Iraq and the Kurdistan Regional Government

While the political infighting and violence that have afflicted Iraq since the U.S.-led invasion in 2003 are by no means over, the Shia-dominated government has been able to channel them for its own purposes. Baghdad has accomplished this largely by pitting Iraq's two smaller ethno-sectarian groups — the Sunnis and the Kurds — against each other. As the post-Saddam government was forming in Iraq in 2003 and for several years thereafter, the Shia aligned with the Kurds to ensure that the Sunnis, who had previously dominated the country, were effectively cut out of the political process. However, the Sunnis and Shia both had an interest in preventing the Kurds from expanding beyond the borders of the semi-autonomous Kurdistan Regional Government in the north. After the Sunnis were brought into the system in 2007 and 2008, the dispute between Baghdad and the Kurdish government in Arbil over the central government's insistence that energy development in Iraqi Kurdistan be done under Baghdad's supervision and control became more prominent.

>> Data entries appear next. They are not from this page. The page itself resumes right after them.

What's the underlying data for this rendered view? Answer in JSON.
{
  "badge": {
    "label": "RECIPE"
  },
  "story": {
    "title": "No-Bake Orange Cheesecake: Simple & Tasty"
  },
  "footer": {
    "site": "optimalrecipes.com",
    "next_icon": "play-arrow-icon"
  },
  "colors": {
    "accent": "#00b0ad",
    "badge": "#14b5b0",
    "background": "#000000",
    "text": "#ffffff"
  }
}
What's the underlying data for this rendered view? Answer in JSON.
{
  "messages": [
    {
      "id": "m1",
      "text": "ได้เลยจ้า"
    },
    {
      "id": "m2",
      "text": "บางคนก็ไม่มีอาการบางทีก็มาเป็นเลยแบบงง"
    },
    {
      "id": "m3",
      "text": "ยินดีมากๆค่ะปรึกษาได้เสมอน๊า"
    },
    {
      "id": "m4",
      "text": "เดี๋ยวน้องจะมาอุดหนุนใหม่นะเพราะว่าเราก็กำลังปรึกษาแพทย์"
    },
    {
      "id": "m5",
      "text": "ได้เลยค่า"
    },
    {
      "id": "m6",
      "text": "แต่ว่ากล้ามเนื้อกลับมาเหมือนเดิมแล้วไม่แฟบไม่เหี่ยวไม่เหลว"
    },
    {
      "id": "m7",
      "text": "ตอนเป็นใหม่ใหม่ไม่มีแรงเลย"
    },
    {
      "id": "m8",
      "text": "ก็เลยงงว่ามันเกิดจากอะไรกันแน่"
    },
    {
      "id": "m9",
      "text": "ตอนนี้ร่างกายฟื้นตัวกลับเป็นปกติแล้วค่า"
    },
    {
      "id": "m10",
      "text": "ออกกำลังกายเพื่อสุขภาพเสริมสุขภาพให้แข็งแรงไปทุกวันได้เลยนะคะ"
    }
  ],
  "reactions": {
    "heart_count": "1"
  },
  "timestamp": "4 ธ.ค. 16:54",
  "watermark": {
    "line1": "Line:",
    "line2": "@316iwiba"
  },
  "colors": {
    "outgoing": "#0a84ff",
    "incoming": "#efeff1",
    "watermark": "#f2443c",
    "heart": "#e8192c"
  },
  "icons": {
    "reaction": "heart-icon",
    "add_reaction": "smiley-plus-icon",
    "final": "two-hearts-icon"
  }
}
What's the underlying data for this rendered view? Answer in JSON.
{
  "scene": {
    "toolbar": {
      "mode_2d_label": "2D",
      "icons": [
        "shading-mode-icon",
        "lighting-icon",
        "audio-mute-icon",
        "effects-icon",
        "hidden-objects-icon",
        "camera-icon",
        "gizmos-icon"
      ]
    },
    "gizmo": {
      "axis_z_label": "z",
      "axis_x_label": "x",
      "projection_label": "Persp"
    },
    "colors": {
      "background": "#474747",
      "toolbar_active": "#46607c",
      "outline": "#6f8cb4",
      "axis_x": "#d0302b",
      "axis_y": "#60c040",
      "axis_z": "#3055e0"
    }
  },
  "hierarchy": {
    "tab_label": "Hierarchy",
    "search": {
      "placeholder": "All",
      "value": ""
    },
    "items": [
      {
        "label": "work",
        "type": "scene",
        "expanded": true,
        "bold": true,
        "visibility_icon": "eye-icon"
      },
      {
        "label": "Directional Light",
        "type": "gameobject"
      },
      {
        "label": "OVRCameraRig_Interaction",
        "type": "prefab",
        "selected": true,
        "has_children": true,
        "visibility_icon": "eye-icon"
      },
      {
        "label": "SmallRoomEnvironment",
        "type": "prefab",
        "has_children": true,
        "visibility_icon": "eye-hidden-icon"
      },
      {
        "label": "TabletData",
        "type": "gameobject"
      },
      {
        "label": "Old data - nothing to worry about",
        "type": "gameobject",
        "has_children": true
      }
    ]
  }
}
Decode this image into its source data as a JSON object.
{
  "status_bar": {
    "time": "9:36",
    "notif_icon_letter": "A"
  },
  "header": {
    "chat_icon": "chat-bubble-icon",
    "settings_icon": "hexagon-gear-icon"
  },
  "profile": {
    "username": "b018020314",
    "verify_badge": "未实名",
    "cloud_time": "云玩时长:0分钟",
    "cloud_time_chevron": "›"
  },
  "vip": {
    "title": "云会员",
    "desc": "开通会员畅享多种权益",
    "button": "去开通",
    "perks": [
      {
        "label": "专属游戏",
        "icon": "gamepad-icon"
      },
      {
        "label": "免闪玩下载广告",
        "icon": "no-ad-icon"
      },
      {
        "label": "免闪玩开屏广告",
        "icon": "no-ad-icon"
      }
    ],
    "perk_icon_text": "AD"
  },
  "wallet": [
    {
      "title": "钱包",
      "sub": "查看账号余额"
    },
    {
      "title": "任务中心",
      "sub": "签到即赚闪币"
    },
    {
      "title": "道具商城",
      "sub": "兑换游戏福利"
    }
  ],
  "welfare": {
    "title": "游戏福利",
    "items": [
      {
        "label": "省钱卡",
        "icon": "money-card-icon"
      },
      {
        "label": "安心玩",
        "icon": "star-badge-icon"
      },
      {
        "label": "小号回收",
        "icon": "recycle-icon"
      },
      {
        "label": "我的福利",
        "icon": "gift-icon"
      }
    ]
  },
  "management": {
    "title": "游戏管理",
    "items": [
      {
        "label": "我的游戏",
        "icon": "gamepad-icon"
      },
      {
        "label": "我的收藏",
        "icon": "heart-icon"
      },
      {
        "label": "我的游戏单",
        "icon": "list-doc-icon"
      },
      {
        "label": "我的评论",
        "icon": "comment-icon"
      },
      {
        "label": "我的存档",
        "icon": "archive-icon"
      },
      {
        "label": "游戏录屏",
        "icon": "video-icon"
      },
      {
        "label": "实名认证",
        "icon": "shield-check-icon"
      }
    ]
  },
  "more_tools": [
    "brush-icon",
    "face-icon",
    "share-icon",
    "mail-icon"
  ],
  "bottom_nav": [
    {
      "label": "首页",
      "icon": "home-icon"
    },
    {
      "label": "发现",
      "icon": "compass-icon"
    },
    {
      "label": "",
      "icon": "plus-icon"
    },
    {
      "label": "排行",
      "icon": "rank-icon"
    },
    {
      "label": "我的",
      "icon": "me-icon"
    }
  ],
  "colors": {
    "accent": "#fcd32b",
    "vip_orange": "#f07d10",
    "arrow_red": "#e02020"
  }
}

To push back against Kurdish demands, the administration of Iraqi Prime Minister Nouri al-Maliki aligned with the Sunnis, who were even less enthusiastic about Kurdish autonomy and who had a territorial dispute with the Kurds in northern Iraq, especially surrounding the oil-rich city of Kirkuk. Since 2009, the Kurds and the Sunnis have become more assertive in challenging the Shia-dominated government. Indeed, after the 2010 elections, the Sunnis sought and failed to form a coalition with the Kurds and even the al-Sadrite Shiite faction against al-Maliki and his Shiite allies. These divisions have since worsened, and tensions with the Kurds have increased, particularly regarding security responsibility in the disputed areas around Kirkuk.